Noi formatori non dobbiamo aspettare di tornare in aula. Dobbiamo pensare che il nostro futuro sarà online. L’aula virtuale è uno strumento in più che permette di andare oltre i confini del territorio.

[Sorseggiamo un altro caffè, è il terzo. Pausa]

Cosa è per te la felicità?

[Antonio sembra intimorito e la risposta arriva intervallata da momenti di rumoroso silenzio e riflessioni.]

Ehhh… per me è facile parlare di molte cose, per le emozioni è molto più difficile.

Vengo da una famiglia incapace di verbalizzare le emozioni. Mia madre risponde alla domanda “come stai?” con la frase “ho fatto un sacco di cose!”. Allora insisto: “Sì, mamma, ma come stai?” e lei risponde “Ho fatto questo, ho fatto quello e quell’altro…”. Mio padre? Peggio.
Non sono abituato a verbalizzare le emozioni.

Ti farò degli esempi:

parlare-con-mio-figlio-di-come-cresce: questo sì questo mi rende felice!

[pausa]

una gratificazione professionale: mi rende felice.
Vedere che una persona ha approfittato del nostro incontro per star meglio mi rende felice.

[pausa]

Te ne dico ancora uno.

[pausa lunga]

Sto apprezzando il silenzio, le persone parlano troppo, il mondo parla troppo, c’è troppo rumore verbale. Quindi andare a passeggio con il cane in silenzio è felicità.
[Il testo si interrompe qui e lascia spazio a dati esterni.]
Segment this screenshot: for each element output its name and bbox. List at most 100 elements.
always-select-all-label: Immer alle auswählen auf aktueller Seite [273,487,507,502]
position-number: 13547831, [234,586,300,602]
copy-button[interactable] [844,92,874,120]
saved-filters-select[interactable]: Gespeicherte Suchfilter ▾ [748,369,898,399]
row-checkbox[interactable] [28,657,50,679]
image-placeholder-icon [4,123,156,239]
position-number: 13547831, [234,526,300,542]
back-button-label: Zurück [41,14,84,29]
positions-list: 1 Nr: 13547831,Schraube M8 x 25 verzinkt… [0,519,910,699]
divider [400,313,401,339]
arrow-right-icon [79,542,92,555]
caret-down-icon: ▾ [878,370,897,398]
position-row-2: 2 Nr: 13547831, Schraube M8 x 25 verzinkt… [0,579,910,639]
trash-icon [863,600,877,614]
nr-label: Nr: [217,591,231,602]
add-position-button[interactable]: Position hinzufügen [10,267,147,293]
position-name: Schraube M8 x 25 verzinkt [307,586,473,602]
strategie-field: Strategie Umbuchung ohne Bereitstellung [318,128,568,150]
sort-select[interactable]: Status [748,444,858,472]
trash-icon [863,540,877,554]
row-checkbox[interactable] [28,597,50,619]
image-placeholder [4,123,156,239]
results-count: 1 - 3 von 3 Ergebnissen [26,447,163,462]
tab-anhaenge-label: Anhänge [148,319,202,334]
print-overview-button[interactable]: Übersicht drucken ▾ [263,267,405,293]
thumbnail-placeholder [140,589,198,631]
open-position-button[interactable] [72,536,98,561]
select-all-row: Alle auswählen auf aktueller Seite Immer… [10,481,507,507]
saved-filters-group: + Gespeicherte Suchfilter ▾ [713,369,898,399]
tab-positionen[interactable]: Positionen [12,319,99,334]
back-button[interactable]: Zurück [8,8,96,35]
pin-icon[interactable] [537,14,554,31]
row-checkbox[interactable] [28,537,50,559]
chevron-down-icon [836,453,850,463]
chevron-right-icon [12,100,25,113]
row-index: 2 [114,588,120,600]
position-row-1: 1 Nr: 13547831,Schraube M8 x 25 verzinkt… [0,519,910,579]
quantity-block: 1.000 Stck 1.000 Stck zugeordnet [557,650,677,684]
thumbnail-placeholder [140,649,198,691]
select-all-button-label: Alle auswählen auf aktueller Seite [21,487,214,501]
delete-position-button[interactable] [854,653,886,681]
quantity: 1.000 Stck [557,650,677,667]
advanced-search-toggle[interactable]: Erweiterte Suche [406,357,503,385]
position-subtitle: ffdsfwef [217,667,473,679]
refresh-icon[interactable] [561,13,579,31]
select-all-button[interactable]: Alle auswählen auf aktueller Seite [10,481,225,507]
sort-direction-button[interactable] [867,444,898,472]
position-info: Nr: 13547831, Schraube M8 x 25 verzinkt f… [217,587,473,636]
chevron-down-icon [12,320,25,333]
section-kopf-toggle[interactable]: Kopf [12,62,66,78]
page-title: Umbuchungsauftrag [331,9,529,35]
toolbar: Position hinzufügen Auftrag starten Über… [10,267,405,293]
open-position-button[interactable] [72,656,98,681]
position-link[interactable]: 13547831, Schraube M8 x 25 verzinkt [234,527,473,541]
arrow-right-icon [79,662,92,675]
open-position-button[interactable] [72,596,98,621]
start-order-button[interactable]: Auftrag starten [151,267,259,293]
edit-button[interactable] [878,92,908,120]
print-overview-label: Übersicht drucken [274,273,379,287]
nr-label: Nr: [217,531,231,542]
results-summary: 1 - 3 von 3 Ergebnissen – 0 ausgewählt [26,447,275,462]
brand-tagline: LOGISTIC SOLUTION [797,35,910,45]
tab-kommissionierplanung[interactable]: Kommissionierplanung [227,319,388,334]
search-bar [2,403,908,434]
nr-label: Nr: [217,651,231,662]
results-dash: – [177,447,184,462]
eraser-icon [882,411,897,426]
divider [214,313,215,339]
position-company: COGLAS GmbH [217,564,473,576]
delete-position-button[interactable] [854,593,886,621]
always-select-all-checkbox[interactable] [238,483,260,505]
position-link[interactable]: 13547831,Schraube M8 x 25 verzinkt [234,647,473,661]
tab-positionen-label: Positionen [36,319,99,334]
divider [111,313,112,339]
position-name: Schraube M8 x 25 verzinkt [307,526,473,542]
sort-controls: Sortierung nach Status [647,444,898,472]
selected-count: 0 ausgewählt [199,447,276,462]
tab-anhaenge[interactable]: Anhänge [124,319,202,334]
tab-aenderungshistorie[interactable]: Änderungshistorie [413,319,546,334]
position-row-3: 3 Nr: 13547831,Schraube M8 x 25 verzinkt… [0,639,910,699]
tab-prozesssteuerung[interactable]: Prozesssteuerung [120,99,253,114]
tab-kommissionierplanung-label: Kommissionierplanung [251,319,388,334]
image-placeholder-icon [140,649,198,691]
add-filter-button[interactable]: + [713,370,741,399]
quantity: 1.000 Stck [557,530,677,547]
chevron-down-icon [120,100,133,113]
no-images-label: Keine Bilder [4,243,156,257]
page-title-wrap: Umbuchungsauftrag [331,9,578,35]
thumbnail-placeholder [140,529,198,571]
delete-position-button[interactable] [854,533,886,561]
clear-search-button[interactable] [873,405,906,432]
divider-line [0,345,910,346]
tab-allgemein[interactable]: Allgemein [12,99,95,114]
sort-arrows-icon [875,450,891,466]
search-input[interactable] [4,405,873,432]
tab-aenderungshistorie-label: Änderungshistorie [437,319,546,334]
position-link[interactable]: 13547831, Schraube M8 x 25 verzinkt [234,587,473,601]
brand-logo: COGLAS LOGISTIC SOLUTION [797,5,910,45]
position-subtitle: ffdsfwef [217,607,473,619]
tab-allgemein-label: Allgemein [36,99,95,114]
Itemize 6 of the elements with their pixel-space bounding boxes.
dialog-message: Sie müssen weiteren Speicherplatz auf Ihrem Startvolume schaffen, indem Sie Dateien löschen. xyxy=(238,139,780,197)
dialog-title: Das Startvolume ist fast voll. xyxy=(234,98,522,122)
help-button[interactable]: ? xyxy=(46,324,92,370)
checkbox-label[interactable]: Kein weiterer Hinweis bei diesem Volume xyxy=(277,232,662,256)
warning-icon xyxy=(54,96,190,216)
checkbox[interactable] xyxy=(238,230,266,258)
Il lockdown è stata un’occasione.

Il silenzio secondo me non lo abbiamo capito abbastanza.

Ci salutiamo perché deve scappare.
Torno a casa con un audio di cento minuti che riascolto più e più volte per scegliere cosa selezionare per questo articolo. Fatico a scegliere tanto la conversazione è densa di contenuti.

Cosa vorrei che restasse di questa conversazione?

  • L’esempio di percorso alla scoperta dei talenti e di come svilupparli
  • L’importanza di coltivare l’attitudine ad avventurarci in territori sempre nuovi
  • Il considerare i canali di comunicazione per quello che sono, ovvero mezzi e non fini, abbandonando finalmente ogni reverenziale timore
  • L’ispirazione a partire dalle emozioni e dai valori etici per attivare cambiamenti che portano lontano e fanno bene al mondo

[pausa]

Antonio Cajelli
Dal 2011 si occupa di educazione finanziaria da una prospettiva indipendente, a partire da un sapere multidisciplinare e con un atteggiamento eticamente orientato.
il suo obiettivo è far crescere la consapevolezza che le persone hanno nel proprio uso quotidiano del denaro. Da un punto di vista professionale, si occupa di formazione rivolta a quegli operatori (assistenti sociali, educatori, psicologi e operatori sociali in genere) che accompagnano, per lavoro, le famiglie in condizione di fragilità da un punto di vista socio-economico.